CRIMINAL APPEAL NOs.290A OF 2006, 291 OF 2006 & 313 OF 2006

(CONSOLIDATED)

BETWEEN

ABDI ISAAC OSMAN ……………………….……. 1ST APPELLANT

MOHAMMED DIIS MURSAL ………………….…. 2ND APPELLANT

ABDI MOHAMMED HASSAN …………………..…3RD APPELLANT

-AND-

REPUBLIC ……………………………………………. RESPONDENT

(An appeal from the Judgment of Resident  Magistrate D.A. Orimba dated 8th June, 2006 in Criminal Case No.1102 of 2005 at the Garissa Law Courts)

JUDGMENT

The appellants were jointly charged with the offence of preparing to commit a felony contrary to s.308(1) of the Penal Code (Cap.63, Laws of Kenya).  The particulars were that the appellants, on 1st November, 2005 at Garissa Township in Garissa District, within North-Eastern Province, were found armed with dangerous weapons, namely Somali knives, in circumstances indicating that they were so armed with the intent to commit a felony, namely robbery.
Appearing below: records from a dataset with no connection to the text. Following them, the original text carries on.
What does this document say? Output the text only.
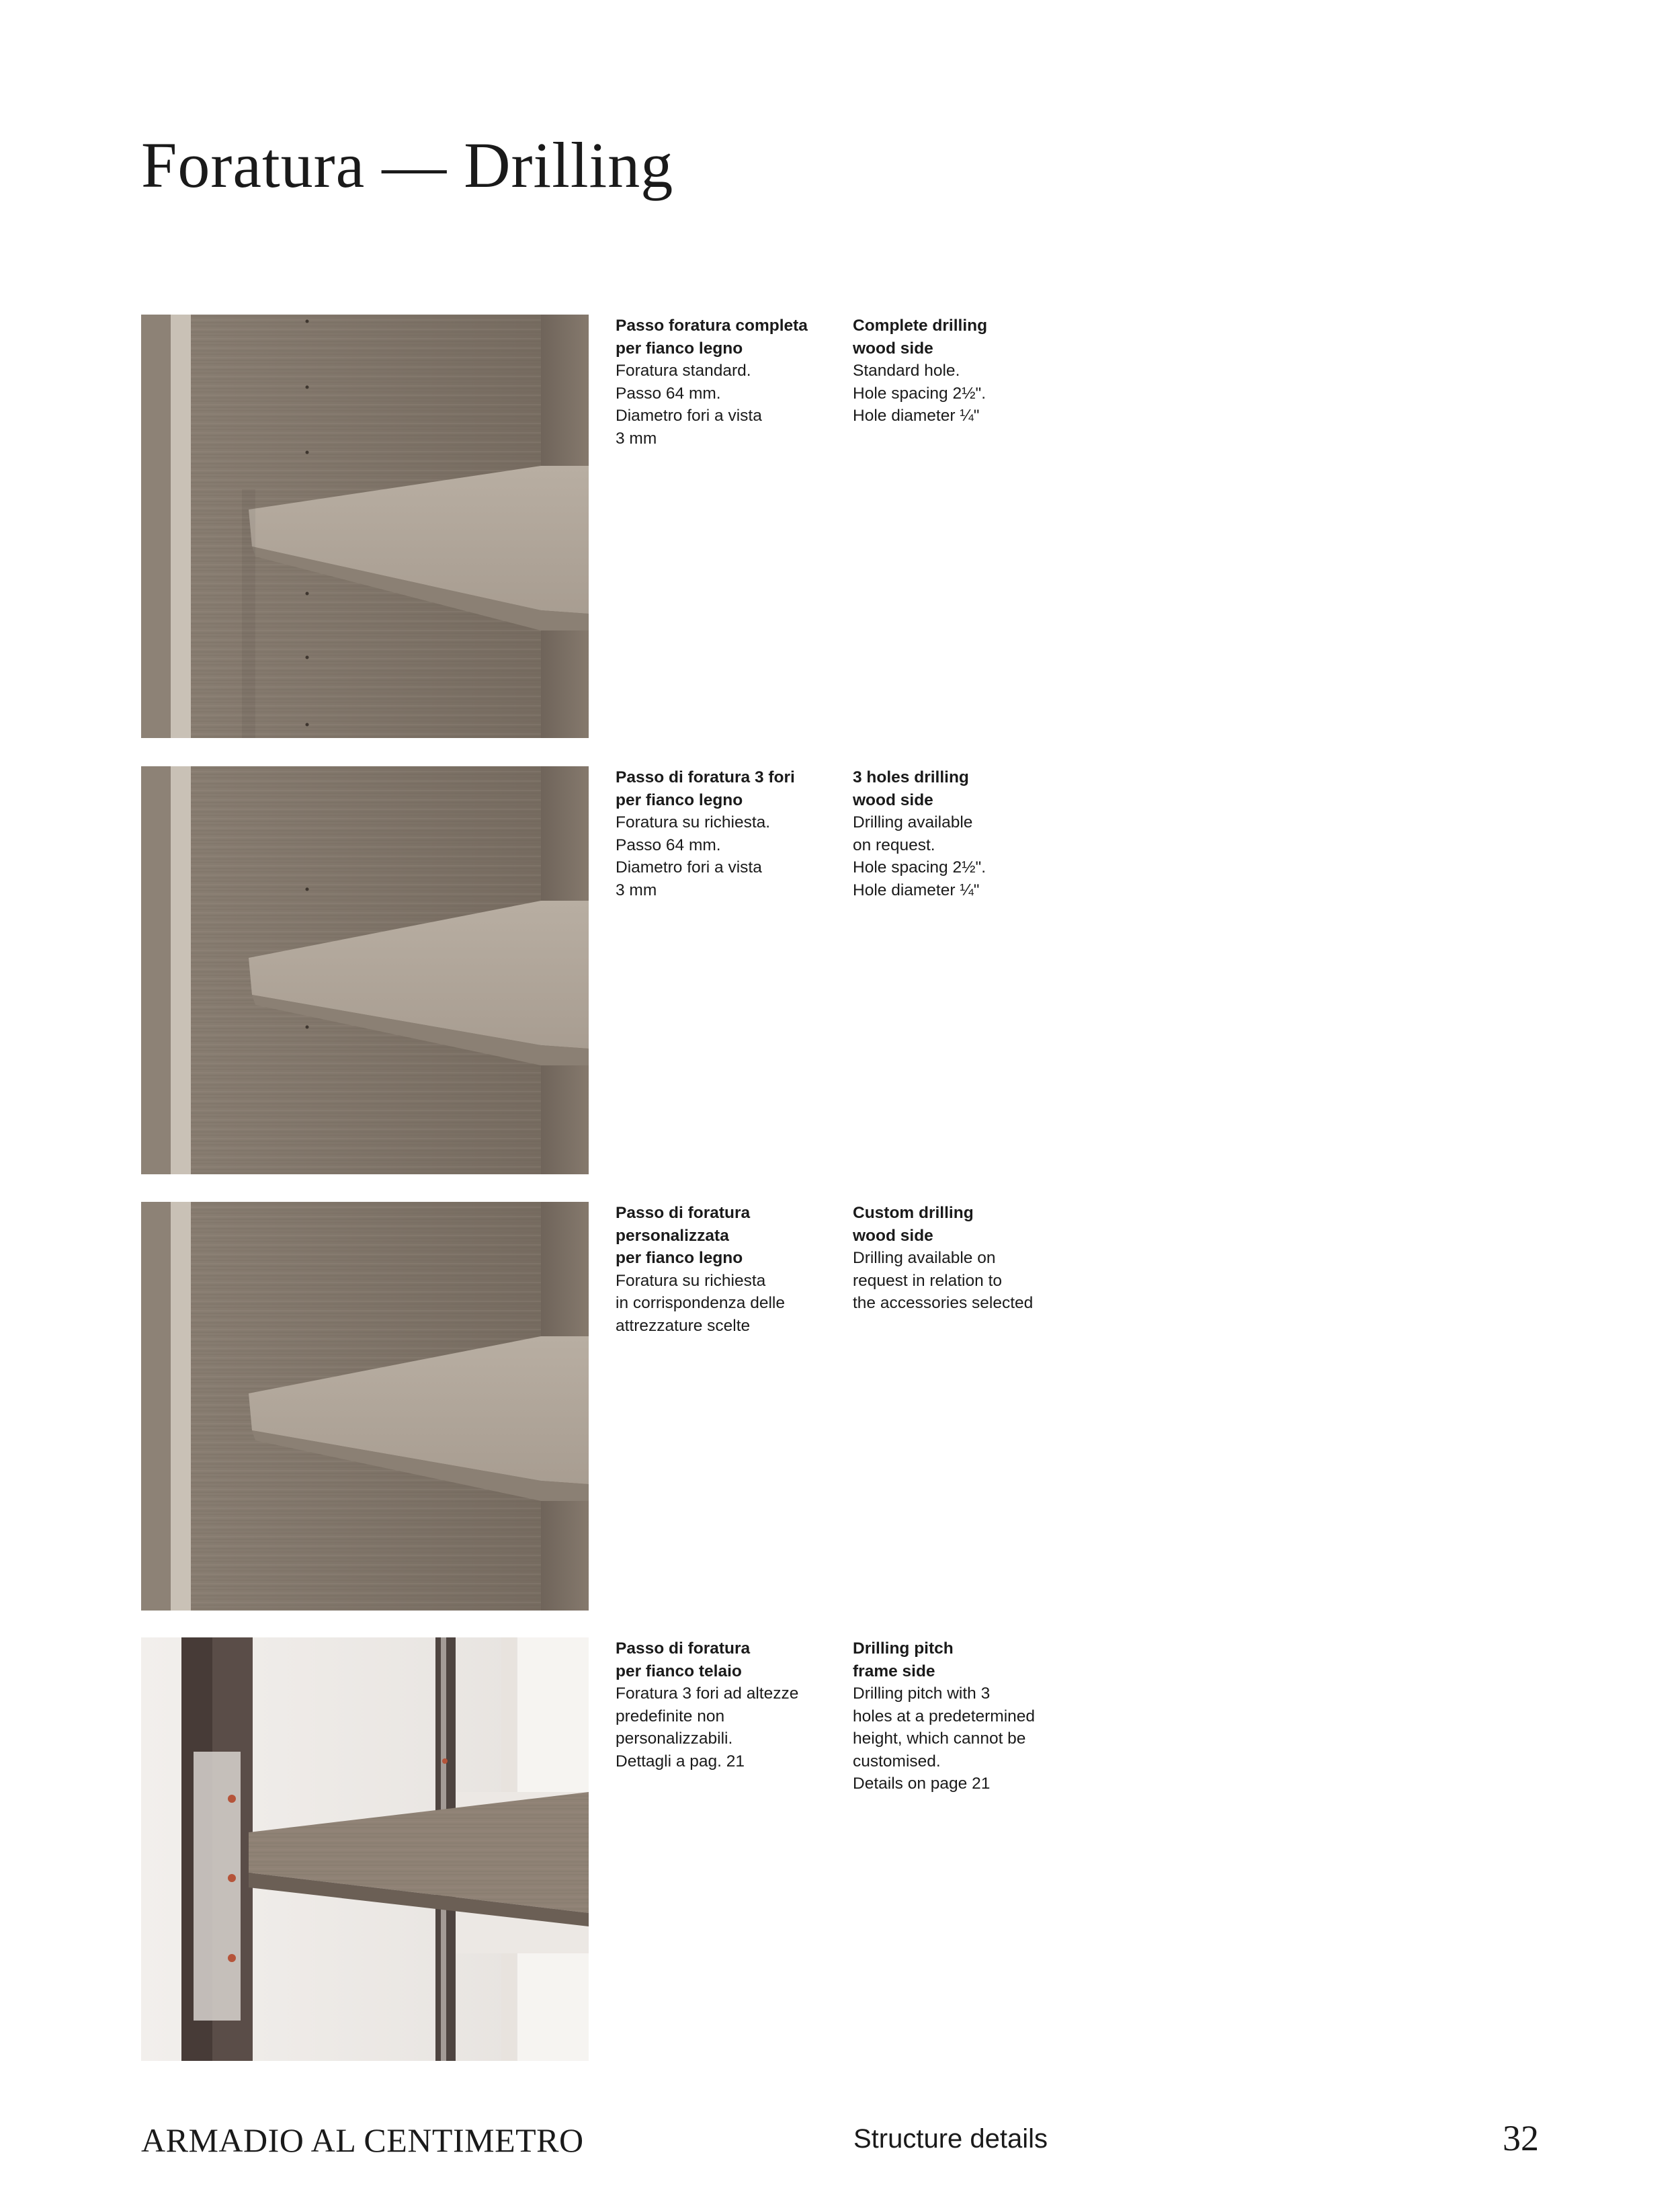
Foratura — Drilling
Passo foratura completa
per fianco legno
Foratura standard.
Passo 64 mm.
Diametro fori a vista
3 mm
Complete drilling
wood side
Standard hole.
Hole spacing 2½".
Hole diameter ¼"
Passo di foratura 3 fori
per fianco legno
Foratura su richiesta.
Passo 64 mm.
Diametro fori a vista
3 mm
3 holes drilling
wood side
Drilling available
on request.
Hole spacing 2½".
Hole diameter ¼"
Passo di foratura
personalizzata
per fianco legno
Foratura su richiesta
in corrispondenza delle
attrezzature scelte
Custom drilling
wood side
Drilling available on
request in relation to
the accessories selected
Passo di foratura
per fianco telaio
Foratura 3 fori ad altezze
predefinite non
personalizzabili.
Dettagli a pag. 21
Drilling pitch
frame side
Drilling pitch with 3
holes at a predetermined
height, which cannot be
customised.
Details on page 21
ARMADIO AL CENTIMETRO	Structure details	32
PW1, Police Force No. 77589 P.C. Christopher Macharia, testified that he was attached to Garissa Police Station, in the Crime Branch.  He was on duty with his colleague-officers on 1st November, 2005 when they met three young men of Somali ethnicity.  The Police officers thought the three young men to be “looking suspicious,” especially as two of them had entered a nearby garage.  They arrested and did a search on the three young men, recovering two Somali knives.

On cross-examination, PW1 said he and his colleagues had been on patrol when they met the appellants herein, and they arrested the appellants because the appellants were found along a road where thefts had in the past been reported to have taken place.  A further reason for the arrests was that the appellants had endeavoured to escape when they saw the Police officers approaching.  PW1 said he was in the company of three other officers at the material time, and the time was 5. 00 p.m.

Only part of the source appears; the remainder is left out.